By no means am I saying that this product helps people to sleep. I am saying that for me it has been associated with improved sleep perceptions. I neither encourage nor discourage people from using such a product or any product. Nor should people consider taking this or any product without talking to a doctor. I just want people to understand that I am not nor do I claim to be a medical professional. Please do not misinterpret this post as any type of medical advice. This is a blog about data science focused on the handling of data and certainly not on the treatment of disease. Just to emphasize the point, I close the blog with one final image from my “curling” below. In Canada, curling is competitive sport. I understand that we have among the best curlers in the world. However, when I say curling for me I mean lifting 10-pound weights, which has likewise been associated with improved sleep perceptions for me.
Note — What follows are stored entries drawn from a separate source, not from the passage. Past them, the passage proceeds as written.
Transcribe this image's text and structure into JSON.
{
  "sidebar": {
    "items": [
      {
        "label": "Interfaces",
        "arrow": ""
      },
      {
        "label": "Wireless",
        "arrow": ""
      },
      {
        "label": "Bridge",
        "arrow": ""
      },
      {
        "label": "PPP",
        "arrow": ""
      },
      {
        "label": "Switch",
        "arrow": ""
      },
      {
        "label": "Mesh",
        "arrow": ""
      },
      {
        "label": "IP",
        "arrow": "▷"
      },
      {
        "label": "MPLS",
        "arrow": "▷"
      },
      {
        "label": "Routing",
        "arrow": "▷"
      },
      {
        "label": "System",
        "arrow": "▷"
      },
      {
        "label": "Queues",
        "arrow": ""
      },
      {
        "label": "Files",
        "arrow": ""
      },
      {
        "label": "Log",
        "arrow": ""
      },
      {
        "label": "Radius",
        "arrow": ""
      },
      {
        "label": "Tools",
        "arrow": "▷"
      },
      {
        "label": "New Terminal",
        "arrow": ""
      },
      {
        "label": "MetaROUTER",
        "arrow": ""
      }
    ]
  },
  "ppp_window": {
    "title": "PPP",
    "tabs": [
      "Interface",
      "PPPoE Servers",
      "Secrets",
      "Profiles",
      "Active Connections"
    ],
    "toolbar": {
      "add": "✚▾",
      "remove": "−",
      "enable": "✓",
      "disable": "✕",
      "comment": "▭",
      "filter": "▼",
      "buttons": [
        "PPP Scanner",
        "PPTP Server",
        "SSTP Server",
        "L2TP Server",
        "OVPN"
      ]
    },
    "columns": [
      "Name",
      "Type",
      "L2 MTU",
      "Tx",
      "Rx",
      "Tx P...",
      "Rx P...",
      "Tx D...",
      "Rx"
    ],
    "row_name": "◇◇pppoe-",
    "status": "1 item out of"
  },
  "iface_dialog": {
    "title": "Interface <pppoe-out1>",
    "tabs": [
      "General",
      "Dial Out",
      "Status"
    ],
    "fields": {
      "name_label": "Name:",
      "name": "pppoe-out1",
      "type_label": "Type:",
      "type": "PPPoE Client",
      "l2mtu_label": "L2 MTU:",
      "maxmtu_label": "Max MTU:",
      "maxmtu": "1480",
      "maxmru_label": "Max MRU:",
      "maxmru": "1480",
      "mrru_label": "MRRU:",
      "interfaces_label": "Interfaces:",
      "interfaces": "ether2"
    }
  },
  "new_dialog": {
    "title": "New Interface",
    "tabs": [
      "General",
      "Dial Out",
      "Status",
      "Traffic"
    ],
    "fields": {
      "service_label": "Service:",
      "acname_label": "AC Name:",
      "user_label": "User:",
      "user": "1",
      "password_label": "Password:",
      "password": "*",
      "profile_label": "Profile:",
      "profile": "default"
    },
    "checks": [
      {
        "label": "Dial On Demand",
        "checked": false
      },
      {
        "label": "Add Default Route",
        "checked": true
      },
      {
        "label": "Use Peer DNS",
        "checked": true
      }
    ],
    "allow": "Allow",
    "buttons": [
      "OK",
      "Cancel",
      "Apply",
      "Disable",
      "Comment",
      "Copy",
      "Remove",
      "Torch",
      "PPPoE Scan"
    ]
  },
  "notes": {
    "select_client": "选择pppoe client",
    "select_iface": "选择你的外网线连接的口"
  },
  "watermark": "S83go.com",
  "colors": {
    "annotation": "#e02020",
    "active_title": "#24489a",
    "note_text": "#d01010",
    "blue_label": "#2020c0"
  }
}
I would like to mention that in fact that many of the more promising “events” seem to be exercise related, which makes perfect sense given that I work under conditions of limited mobility. During a long the journey, given the right tools, I imagine that a person can build up a substantial pool of useful data through embodiment. Data-embodiment is about understanding the context of problems concealed in the murky fens of facts and details. How people might choose to deal with such insights is a separate issue.